CONSEQUENCES SUR LA VERSION PAPIER

 

 

Selon l’association mondiale des journaux, l’Europe compte 1132 quotidiens en 1997 avec une diffusion moyenne par titre de 71 000 exemplaires chaque jour. Cela représente quotidiennement plus de 80 millions de numéros en circulation. Mais cette diffusion baisse régulièrement depuis plusieurs années.

 

 

Selon Zenith Media pour l’association mondiale des journaux, la presse écrite de l’Europe de l’Ouest va continuer à perdre des parts dans le total des dépenses publicitaires : en 1985, les journaux représentaient 41 % de la publicité contre 37 % aujourd’hui au profit de la télévision mais surtout au profit de la montée en charge d’Internet.

 

 

Par ailleurs, les journaux consomment énormément de papier ; malgré une production européenne de près de 11 millions de tonnes, on enregistre une demande de plus de 16 millions de tonnes… Mais cette ‘boulimie’ de papier pèse lourd dans le budget des éditeurs et semble devenir un problème de plus en plus conséquent.

 

 

Autre pénalité pour les journaux imprimés : la distribution, c’est-à-dire leur acheminement jusqu’au lecteur ou jusqu’au kiosque à journaux. La France entretient encore un quasi-monopole de la distribution mais cela a un prix : l’acheminement d’un journal accapare entre 19 % et 45 % du prix moyen de vente au numéro (ce qui est énorme).

 

De plus, concernant les frais d’expédition des exemplaires jusqu’aux abonnés et le prix de vente au numéro, la presse écrite dépend des politiques en matière d’allègement de frais postaux, voire d’exonération totale, et de la taxe à valeur ajoutée (T.V.A) applicable.

 

 

Malgré ces conséquences quelque peu négatives, il faut tout de même faire remarquer que, selon l’association mondiale des journaux, l’année 1997 a enregistré une forte croissance des journaux imprimés, aux environs de 6,7 % d’augmentation.

 


 

CONSEQUENCES MAJEURES SUR LES POSITIONNEMENTS EDITORIAUX

           

 

 

La rapidité de diffusion qui caractérise ces « médias interactifs », à commencer par internet, va progressivement changer le contenu éditorial des quotidiens imprimés.

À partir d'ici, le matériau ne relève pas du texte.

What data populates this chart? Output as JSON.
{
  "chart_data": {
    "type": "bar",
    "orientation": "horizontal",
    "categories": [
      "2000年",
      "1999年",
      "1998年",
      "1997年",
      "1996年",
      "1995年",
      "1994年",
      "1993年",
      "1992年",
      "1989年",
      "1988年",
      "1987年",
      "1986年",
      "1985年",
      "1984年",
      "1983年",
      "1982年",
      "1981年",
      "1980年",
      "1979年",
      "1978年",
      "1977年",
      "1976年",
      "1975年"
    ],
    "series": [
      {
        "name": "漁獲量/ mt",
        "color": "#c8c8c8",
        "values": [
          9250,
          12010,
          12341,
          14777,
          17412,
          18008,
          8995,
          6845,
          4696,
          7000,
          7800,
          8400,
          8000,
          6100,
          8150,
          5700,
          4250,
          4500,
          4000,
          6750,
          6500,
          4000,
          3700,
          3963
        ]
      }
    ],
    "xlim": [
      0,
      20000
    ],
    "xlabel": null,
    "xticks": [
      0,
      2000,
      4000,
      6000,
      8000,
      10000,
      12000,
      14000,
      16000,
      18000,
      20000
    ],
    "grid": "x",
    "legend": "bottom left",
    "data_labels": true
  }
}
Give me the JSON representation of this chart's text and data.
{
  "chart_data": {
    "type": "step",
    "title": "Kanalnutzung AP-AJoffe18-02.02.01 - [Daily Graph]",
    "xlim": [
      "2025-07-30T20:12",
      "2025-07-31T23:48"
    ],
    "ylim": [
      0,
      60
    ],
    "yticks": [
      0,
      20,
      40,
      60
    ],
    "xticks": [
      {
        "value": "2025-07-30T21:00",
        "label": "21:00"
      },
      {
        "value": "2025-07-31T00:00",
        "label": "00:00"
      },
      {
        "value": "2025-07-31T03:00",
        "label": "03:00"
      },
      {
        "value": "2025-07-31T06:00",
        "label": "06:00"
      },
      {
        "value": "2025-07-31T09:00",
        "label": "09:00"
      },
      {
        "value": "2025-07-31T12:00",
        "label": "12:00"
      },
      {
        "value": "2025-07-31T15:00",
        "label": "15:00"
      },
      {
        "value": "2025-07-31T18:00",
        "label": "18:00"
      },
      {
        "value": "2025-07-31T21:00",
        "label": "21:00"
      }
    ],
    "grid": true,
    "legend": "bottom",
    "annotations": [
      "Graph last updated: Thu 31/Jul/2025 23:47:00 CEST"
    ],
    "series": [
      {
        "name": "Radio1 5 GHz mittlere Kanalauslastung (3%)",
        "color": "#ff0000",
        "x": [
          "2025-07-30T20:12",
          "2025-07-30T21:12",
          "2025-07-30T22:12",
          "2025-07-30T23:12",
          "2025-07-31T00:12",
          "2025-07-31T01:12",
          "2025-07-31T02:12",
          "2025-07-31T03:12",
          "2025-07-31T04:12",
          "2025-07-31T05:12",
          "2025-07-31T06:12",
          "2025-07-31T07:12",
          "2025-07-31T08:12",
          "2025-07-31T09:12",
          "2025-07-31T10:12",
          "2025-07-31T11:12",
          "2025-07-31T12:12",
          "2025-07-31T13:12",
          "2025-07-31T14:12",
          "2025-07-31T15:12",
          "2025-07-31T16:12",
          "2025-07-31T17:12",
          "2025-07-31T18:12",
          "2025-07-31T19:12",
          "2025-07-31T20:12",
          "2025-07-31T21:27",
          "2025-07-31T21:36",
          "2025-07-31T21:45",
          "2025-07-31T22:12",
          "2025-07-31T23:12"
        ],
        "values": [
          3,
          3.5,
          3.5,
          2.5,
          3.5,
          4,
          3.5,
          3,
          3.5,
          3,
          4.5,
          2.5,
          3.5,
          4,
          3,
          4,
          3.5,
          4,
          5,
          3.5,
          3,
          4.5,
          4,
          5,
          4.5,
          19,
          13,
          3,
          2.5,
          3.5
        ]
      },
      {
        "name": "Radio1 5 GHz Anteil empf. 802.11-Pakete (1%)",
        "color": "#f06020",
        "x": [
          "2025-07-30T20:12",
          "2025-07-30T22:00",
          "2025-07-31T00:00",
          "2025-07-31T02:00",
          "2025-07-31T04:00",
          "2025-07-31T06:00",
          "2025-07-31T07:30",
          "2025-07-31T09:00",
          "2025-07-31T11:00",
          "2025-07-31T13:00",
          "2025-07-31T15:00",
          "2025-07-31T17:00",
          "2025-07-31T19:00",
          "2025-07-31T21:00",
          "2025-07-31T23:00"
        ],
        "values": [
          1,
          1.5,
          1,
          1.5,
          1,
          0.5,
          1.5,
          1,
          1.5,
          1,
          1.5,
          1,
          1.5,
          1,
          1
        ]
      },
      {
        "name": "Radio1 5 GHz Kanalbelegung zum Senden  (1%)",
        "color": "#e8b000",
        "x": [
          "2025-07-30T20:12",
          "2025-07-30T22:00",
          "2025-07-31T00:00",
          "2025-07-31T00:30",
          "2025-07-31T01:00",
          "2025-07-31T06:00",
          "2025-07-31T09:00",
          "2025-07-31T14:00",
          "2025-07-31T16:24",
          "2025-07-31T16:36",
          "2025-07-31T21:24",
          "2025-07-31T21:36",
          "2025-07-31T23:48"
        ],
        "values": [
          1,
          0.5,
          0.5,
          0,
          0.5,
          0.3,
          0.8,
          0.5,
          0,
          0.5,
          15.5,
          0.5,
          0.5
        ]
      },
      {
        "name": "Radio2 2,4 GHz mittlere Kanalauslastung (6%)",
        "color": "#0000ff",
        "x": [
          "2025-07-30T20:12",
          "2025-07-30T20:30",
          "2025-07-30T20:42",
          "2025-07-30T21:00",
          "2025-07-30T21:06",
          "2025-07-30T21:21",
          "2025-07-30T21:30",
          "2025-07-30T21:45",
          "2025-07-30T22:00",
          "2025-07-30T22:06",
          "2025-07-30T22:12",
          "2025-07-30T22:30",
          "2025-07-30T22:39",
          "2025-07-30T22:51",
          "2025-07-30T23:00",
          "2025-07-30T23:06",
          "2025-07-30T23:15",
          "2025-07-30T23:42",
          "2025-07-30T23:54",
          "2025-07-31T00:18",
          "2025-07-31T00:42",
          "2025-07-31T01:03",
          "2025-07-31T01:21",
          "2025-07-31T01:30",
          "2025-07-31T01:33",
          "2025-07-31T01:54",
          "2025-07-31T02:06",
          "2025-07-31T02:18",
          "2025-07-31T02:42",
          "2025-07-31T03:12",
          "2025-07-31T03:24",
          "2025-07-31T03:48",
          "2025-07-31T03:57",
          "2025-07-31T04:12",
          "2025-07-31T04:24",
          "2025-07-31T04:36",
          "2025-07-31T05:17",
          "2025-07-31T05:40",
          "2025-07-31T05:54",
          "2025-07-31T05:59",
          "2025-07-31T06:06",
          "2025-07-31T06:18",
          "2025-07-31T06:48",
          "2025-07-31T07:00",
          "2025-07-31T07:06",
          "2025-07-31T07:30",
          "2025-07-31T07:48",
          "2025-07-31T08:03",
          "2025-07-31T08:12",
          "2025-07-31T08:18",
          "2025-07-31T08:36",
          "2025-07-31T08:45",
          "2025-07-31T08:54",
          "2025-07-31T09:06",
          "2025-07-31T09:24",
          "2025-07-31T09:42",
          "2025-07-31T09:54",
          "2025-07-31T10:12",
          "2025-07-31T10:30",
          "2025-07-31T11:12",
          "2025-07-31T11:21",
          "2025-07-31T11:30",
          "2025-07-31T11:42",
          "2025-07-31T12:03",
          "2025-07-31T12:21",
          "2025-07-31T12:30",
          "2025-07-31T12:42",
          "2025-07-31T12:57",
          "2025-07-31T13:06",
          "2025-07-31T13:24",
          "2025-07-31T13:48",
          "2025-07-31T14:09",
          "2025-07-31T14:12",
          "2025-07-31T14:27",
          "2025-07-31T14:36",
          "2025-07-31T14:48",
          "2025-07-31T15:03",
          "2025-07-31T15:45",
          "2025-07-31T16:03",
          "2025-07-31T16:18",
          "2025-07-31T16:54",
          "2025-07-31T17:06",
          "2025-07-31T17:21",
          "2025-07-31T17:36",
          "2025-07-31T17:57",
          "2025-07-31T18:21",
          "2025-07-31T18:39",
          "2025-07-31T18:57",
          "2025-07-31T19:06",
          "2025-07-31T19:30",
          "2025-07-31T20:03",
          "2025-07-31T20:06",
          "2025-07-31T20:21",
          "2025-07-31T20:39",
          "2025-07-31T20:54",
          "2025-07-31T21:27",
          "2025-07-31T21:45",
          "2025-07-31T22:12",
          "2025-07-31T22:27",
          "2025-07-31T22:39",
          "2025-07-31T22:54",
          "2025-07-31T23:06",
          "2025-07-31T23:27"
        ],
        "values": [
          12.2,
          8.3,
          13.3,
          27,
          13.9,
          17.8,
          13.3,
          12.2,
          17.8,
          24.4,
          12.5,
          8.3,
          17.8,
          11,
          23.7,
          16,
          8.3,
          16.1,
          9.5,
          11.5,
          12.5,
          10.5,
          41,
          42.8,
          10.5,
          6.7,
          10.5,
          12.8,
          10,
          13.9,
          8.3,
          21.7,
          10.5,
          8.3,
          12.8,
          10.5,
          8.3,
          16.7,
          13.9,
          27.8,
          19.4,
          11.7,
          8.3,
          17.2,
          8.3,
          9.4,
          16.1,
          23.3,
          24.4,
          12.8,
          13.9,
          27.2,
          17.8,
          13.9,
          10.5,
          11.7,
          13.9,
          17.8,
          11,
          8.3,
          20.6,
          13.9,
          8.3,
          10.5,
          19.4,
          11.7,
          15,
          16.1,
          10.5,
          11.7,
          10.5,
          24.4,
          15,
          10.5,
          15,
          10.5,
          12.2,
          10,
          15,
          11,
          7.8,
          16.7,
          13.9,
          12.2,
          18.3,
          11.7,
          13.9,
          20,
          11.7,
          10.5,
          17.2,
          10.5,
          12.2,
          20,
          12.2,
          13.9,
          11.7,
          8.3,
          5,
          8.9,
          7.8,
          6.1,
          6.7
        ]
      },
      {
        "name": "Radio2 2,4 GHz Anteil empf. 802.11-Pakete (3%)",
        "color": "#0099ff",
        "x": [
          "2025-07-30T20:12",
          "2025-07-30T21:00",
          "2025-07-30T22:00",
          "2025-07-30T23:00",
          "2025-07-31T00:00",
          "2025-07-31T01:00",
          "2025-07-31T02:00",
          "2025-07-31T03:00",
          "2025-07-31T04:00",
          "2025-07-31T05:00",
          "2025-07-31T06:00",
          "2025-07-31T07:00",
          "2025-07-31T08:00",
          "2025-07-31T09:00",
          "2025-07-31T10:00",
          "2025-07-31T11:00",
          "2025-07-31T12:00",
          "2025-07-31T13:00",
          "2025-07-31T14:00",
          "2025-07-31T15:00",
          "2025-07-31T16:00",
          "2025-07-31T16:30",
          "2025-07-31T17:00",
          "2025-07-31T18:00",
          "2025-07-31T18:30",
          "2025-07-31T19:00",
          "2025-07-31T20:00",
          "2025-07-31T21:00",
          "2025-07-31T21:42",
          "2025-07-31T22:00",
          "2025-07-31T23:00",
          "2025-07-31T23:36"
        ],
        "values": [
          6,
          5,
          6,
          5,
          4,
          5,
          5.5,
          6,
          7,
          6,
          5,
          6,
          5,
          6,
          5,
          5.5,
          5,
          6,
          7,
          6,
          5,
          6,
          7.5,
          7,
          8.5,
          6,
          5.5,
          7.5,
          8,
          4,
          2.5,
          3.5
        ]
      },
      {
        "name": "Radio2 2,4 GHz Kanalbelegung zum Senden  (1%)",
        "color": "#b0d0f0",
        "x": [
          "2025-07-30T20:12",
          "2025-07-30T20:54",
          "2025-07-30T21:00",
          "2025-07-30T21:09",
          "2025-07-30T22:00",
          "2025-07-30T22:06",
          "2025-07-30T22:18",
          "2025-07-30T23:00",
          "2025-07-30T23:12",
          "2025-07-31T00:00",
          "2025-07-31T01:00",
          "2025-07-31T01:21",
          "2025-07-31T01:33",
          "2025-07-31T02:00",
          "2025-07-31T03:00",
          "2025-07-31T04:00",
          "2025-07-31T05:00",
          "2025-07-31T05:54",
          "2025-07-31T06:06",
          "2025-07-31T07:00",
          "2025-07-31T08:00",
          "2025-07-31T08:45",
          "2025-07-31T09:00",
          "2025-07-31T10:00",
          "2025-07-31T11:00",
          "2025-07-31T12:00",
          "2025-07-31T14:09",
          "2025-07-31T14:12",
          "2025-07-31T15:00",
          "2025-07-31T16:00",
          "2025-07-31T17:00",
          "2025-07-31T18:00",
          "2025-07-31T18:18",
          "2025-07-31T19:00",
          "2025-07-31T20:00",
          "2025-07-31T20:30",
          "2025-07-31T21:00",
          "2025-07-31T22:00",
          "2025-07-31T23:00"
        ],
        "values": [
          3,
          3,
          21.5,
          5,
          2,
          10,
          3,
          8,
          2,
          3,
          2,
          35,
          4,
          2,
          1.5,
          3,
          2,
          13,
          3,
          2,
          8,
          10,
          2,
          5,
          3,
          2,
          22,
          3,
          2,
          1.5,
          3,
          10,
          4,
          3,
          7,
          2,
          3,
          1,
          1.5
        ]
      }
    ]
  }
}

Par rapport à des supports plus réactifs capables de traiter « à chaud » l’actualité brute, les journaux papier vont devoir s’orienter plus encore vers des articles de fonds, d’analyse et de commentaires, en prenant encore plus de recul par rapport à l’information événementielle immédiate.

Les journaux imprimés devront changer à l’avenir pour prendre en compte la concurrence d’internet, comme ils ont dû le faire avec la télévision et la radio. La presse écrite pourra de moins en moins faire sa Une sur une « actualité » que tout le monde aura déjà vu la veille à la télé ou sur le web. La presse écrite ne pourra plus du tout vivre de l’information brute.

C’est aussi une occasion de mettre plus de chose sur le site web qu’ils ne pouvaient mettre sur leur média d’origine.

 

UNE MENACE ENCORE SOUS ESTIMEE POUR LE PAPIER….

 

Les éditeurs traditionnels sont plus ou moins conscients que la presse papier va -à moyen ou long terme- souffrir. Mais, pour eux, elle existera toujours car «  c’est le moyen de lire quelque chose » et   tant qu’ils n’auront pas un support aussi maniable et lisible que le papier, la presse imprimée aura un bel avenir devant elle.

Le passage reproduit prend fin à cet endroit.